Professor Tina Isaacs, who sits on regulator Ofqual's advisory group, warned that Thursday, when GCSE results are due to be released, could see "another wave" of grades that do not reflect those given by teachers.
She warned the Government and regulator Ofqual need to "claw back" public confidence after A-level results day.
The warning comes as Boris Johnson faces mounting pressure to intervene to end the deepening A-levels crisis in England, amid growing anger among pupils and teachers and warnings of unrest among Tory MPs.
The PM has also faced calls to delay publication of GCSE results, due this week, until the problems with A-levels had been resolved.
"Ofqual's role is to carry out Government policy.

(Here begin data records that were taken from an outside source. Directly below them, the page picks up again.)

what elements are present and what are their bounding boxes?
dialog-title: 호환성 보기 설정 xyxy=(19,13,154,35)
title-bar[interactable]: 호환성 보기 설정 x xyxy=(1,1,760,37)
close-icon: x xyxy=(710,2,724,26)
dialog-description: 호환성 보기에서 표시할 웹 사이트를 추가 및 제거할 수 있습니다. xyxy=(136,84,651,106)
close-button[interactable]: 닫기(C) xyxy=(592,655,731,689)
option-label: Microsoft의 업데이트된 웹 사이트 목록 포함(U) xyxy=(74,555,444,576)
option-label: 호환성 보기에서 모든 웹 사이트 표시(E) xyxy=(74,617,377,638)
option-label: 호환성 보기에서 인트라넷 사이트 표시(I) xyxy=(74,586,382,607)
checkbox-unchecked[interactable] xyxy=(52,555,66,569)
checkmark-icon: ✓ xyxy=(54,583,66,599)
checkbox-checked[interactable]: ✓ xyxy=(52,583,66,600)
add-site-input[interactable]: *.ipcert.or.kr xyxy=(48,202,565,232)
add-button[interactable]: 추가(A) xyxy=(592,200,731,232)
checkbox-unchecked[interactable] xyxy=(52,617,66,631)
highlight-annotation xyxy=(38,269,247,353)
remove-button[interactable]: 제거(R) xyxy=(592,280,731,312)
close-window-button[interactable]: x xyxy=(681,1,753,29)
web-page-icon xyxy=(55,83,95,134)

And when policy shifts every 12 to 24 hours, Ofqual then has to deal with it as best as it can," she Professor Isaacs said.
"Hence the changes to the appeals process, which now Ofqual has taken off the board so that it can give as much consideration to it as possible given the timeframe.
"The GCSE results are due out on Thursday, so we're going to have another wave of potentially, not marked down, but potentially student grades that do not reflect the grades their teachers gave them."
Shadow education secretary Kate Green said the option of awarding pupils their GCSE results based on teacher-assessed grades should be kept on the table.
Professor Isaacs said: "Right now what's happening is the public is losing confidence in the system."
She said the regulator and the Government needed to do something to get public confidence back.
She said: "And it is up to Ofqual, which I know is working very hard, it's up to Ofqual and especially the Government to try to put in place something that will claw back some of that public confidence.
"I'm afraid it will not be able to claw back all of it."
The Government announced last week that A-level and GCSE students will be able to use results in valid mock exams to appeal if they are unhappy with their results.
But universities, schools, teachers and students have been demanding clarity over how the process will work.
Almost 40 per cent of all A-level grades in England were marked down as a result of the standardisation process, and ministers are now braced for another backlash with GCSE results which are moderated using the same algorithm.